Un silencio. Los dos hombres fuman y callan, esquivándose las miradas. Mojarra no puede evitar que la suya se dirija a la herida del otro. La brecha en forma de cruz en el cráneo rapado recuerda una boca abierta, cuyos labios alguien hubiese tajado de arriba abajo. Dentro hay una costra húmeda y sucia.

—Oí que han fusilado al cura Ronquillo —comenta Cárdenas.

Lo confirma Mojarra. El tal Ronquillo, sacerdote de El Puerto, había colgado los hábitos después de que los franceses quemaran su iglesia, y mandaba una partida que empezó como patriota y se transformó en bandolera, saqueando y asesinando sin reparos a viajeros y campesinos.
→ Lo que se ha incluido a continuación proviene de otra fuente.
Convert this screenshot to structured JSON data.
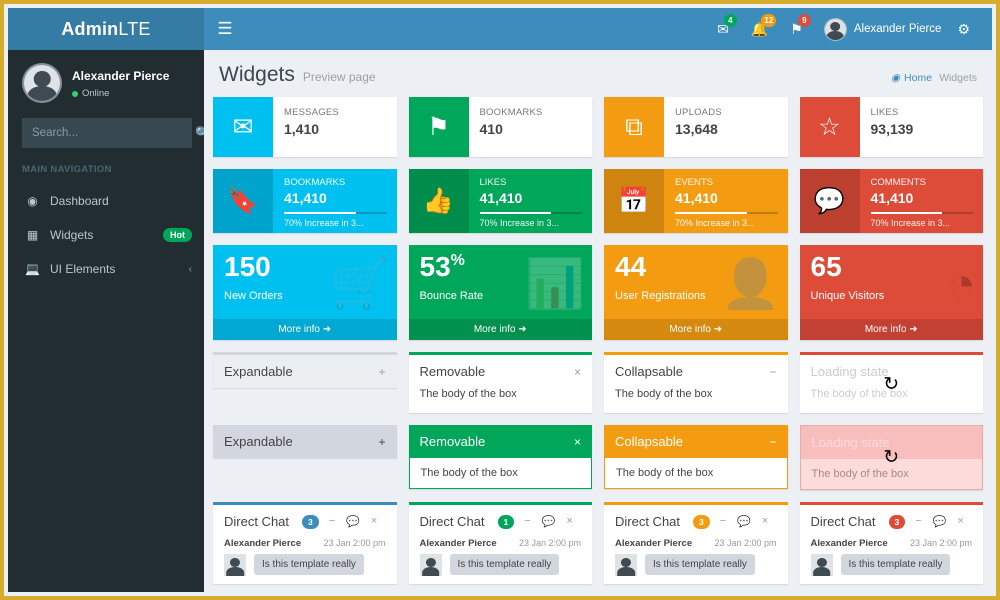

Al fin, el ex cura acabó pasándose a los franceses, con su gente.

—Hará un mes —concluye— nuestras guerrillas le tendieron una emboscada en Conil. Luego lo pasaron por la crujía y le formaron el piquete.

—Pues bien muerto está, ese mala herramienta.
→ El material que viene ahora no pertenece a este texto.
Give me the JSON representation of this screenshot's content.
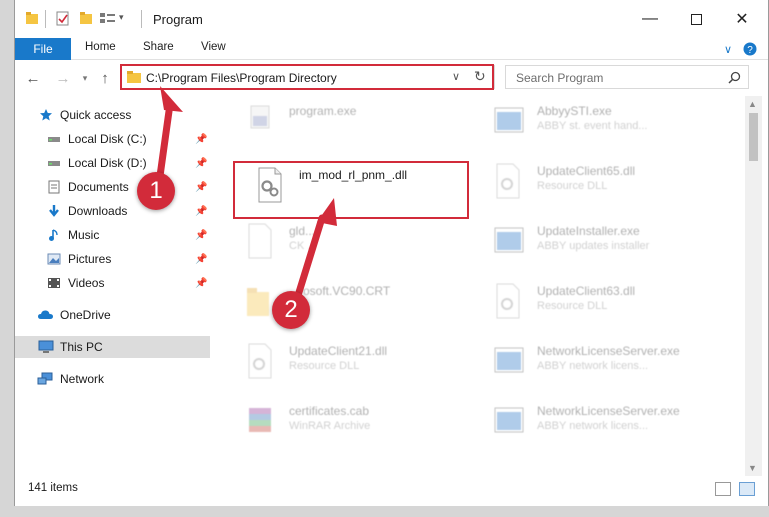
{
  "window": {
    "title": "Program"
  },
  "ribbon": {
    "file": "File",
    "tabs": [
      "Home",
      "Share",
      "View"
    ]
  },
  "address": {
    "path": "C:\\Program Files\\Program Directory",
    "search_placeholder": "Search Program"
  },
  "nav": {
    "items": [
      {
        "label": "Quick access",
        "icon": "star-icon",
        "pinned": false
      },
      {
        "label": "Local Disk (C:)",
        "icon": "drive-icon",
        "pinned": true
      },
      {
        "label": "Local Disk (D:)",
        "icon": "drive-icon",
        "pinned": true
      },
      {
        "label": "Documents",
        "icon": "documents-icon",
        "pinned": true
      },
      {
        "label": "Downloads",
        "icon": "download-icon",
        "pinned": true
      },
      {
        "label": "Music",
        "icon": "music-icon",
        "pinned": true
      },
      {
        "label": "Pictures",
        "icon": "pictures-icon",
        "pinned": true
      },
      {
        "label": "Videos",
        "icon": "videos-icon",
        "pinned": true
      },
      {
        "label": "OneDrive",
        "icon": "cloud-icon",
        "pinned": false
      },
      {
        "label": "This PC",
        "icon": "computer-icon",
        "pinned": false,
        "selected": true
      },
      {
        "label": "Network",
        "icon": "network-icon",
        "pinned": false
      }
    ]
  },
  "files": [
    {
      "name": "program.exe",
      "desc": "",
      "faded": true
    },
    {
      "name": "AbbyySTI.exe",
      "desc": "ABBY st. event hand...",
      "faded": true
    },
    {
      "name": "im_mod_rl_pnm_.dll",
      "desc": "",
      "faded": false
    },
    {
      "name": "UpdateClient65.dll",
      "desc": "Resource DLL",
      "faded": true
    },
    {
      "name": "gld...",
      "desc": "CK ...",
      "faded": true
    },
    {
      "name": "UpdateInstaller.exe",
      "desc": "ABBY updates installer",
      "faded": true
    },
    {
      "name": "...rosoft.VC90.CRT",
      "desc": "",
      "faded": true
    },
    {
      "name": "UpdateClient63.dll",
      "desc": "Resource DLL",
      "faded": true
    },
    {
      "name": "UpdateClient21.dll",
      "desc": "Resource DLL",
      "faded": true
    },
    {
      "name": "NetworkLicenseServer.exe",
      "desc": "ABBY network licens...",
      "faded": true
    },
    {
      "name": "certificates.cab",
      "desc": "WinRAR Archive",
      "faded": true
    },
    {
      "name": "NetworkLicenseServer.exe",
      "desc": "ABBY network licens...",
      "faded": true
    }
  ],
  "status": {
    "items": "141 items"
  },
  "annotations": {
    "step1": "1",
    "step2": "2"
  },
  "colors": {
    "accent": "#1979ca",
    "annotation": "#d22b3a"
  }
}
Un alarido hace volver la cabeza a Mojarra. Un hombre joven se revuelve desnudo en su jergón, amarrado boca arriba por correas que le traban brazos y piernas. Arquea el cuerpo con extrema violencia, rechinando los dientes, apretados los puños y con todos los músculos en tensión, desorbitados los ojos y emitiendo gritos secos y cortos, de extrema furia. Nadie a su lado parece prestarle atención. Cárdenas explica que es un soldado del batallón de Cantabria, herido hace siete meses en la batalla de Chiclana. Tiene en la cabeza una bala francesa que no hay manera de sacarle, y de vez en cuando le produce convulsiones y espasmos tremendos. Ni sana ni se muere, y ahí sigue, con un pie en cada barrio. Lo van cambiando de sitio para que la murga que da se reparta con equidad por toda la sala. Hay quien habla de asfixiarlo de noche con una almohada, y que descanse; pero nadie se atreve, porque a los cirujanos parece interesarles mucho y vienen a verlo, y hasta toman notas y lo enseñan a las visitas. Cuando lo pusieron cerca tuvo a Cárdenas despierto dos o tres noches, de sobresalto en sobresalto. Pero acabó acostumbrándose.
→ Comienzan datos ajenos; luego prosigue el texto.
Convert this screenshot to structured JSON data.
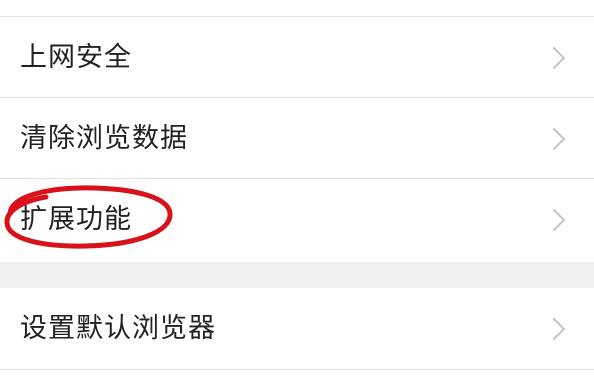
{
  "settings": {
    "items": [
      {
        "label": "上网安全"
      },
      {
        "label": "清除浏览数据"
      },
      {
        "label": "扩展功能"
      },
      {
        "label": "设置默认浏览器"
      }
    ]
  },
  "icons": {
    "chevron": "chevron-right-icon"
  },
  "colors": {
    "highlight": "#d8111a",
    "text": "#222222",
    "chevron": "#c4c4c4",
    "section_gap": "#efefef"
  }
}
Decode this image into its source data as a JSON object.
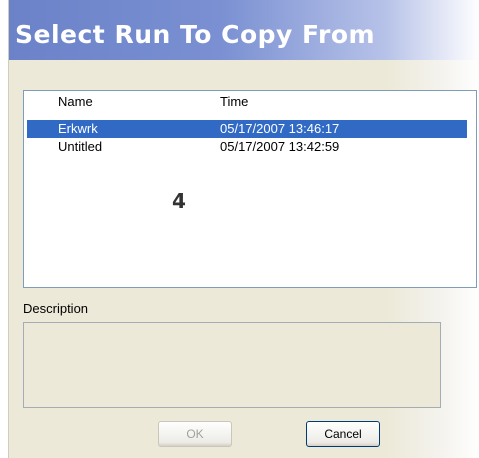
{
  "dialog": {
    "title": "Select Run To Copy From"
  },
  "runs_list": {
    "columns": {
      "name": "Name",
      "time": "Time"
    },
    "rows": [
      {
        "name": "Erkwrk",
        "time": "05/17/2007 13:46:17",
        "selected": true
      },
      {
        "name": "Untitled",
        "time": "05/17/2007 13:42:59",
        "selected": false
      }
    ],
    "marker": "4"
  },
  "description": {
    "label": "Description",
    "value": ""
  },
  "buttons": {
    "ok": "OK",
    "cancel": "Cancel"
  },
  "colors": {
    "title_bar": "#7a90d2",
    "selection": "#316ac5",
    "dialog_bg": "#ece9d8"
  }
}
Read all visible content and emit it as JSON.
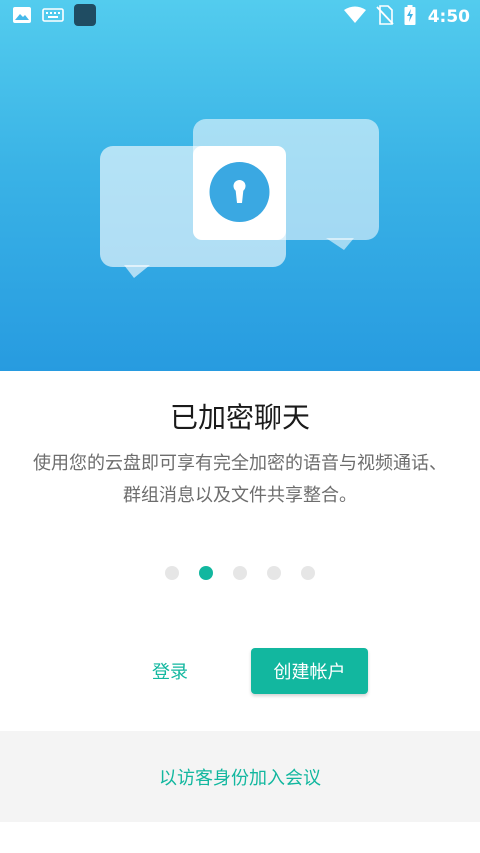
{
  "status_bar": {
    "time": "4:50",
    "left_icons": [
      "image-icon",
      "keyboard-icon",
      "app-square-icon"
    ],
    "right_icons": [
      "wifi-icon",
      "no-sim-icon",
      "battery-charging-icon"
    ]
  },
  "onboarding": {
    "title": "已加密聊天",
    "description": "使用您的云盘即可享有完全加密的语音与视频通话、群组消息以及文件共享整合。",
    "current_page": 2,
    "page_count": 5
  },
  "actions": {
    "login_label": "登录",
    "create_account_label": "创建帐户",
    "guest_join_label": "以访客身份加入会议"
  },
  "colors": {
    "accent": "#12b79f",
    "hero_top": "#53ccee",
    "hero_bottom": "#279be0"
  }
}
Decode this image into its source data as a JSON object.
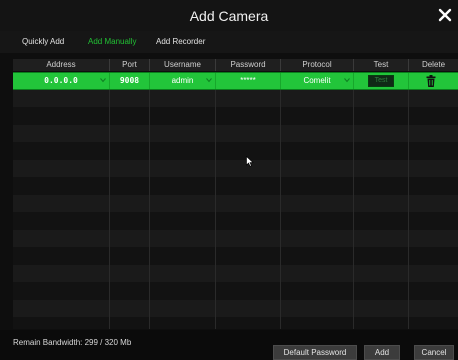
{
  "window": {
    "title": "Add Camera",
    "close_icon": "close-icon"
  },
  "tabs": [
    {
      "label": "Quickly Add",
      "active": false
    },
    {
      "label": "Add Manually",
      "active": true
    },
    {
      "label": "Add Recorder",
      "active": false
    }
  ],
  "table": {
    "columns": [
      "Address",
      "Port",
      "Username",
      "Password",
      "Protocol",
      "Test",
      "Delete"
    ],
    "rows": [
      {
        "address": "0.0.0.0",
        "port": "9008",
        "username": "admin",
        "password": "*****",
        "protocol": "Comelit",
        "test_label": "Test",
        "delete_icon": "trash-icon"
      }
    ]
  },
  "footer": {
    "bandwidth": "Remain Bandwidth: 299 / 320 Mb",
    "default_password_label": "Default Password",
    "add_label": "Add",
    "cancel_label": "Cancel"
  },
  "colors": {
    "accent": "#22c53a",
    "background": "#0e0e0e"
  }
}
—A todo se hace uno, cuñado.

La mención de la batalla de Chiclana tuerce el gesto de Felipe Mojarra. Hace poco, a causa de la denuncia de un médico, se supo que varios heridos de esos combates morían en San Carlos por falta de atención y comida, y que los caudales destinados a poner tocino y garbanzos en el puchero eran malversados por los funcionarios. La reacción del ministro de la Real Hacienda, responsable del hospital, fue instantánea: denunciar al periódico de Cádiz que había dado la noticia. Luego todo se fue tapando con comisiones, visitas de diputados y alguna pequeña mejora. Recordando el escándalo, el salinero mira alrededor, a los hombres postrados y a los que, sosteniéndose con bastones y muletas, están junto a las ventanas o se mueven por la sala a la manera de espectros, desmintiendo palabras como heroísmo, gloria y alguna otra de las que usan y abusan los jóvenes y los ingenuos, y también quienes viven a salvo de acabar en lugares así. Estos que contempla son hombres que en otro tiempo pelearon, como él, por su rey prisionero y por su patria ocupada, cobardes o valientes enrasados en la desgracia por el hierro y el fuego. Tristes, al fin, defensores de la Isla, de Cádiz, de España. Y ésta es su paga: cuerpos macilentos de ojos hundidos, expresiones febriles, pieles apergaminadas y pálidas que anticipan la muerte, la invalidez, la miseria. Raras sombras de lo que fueron. El mismo podría ser ahora uno de ellos, piensa. Encontrarse en lugar del cuñado, con esa cabeza abierta que no cicatriza nunca, o del infeliz que se retuerce amarrado al catre con una onza de plomo encajada en los sesos.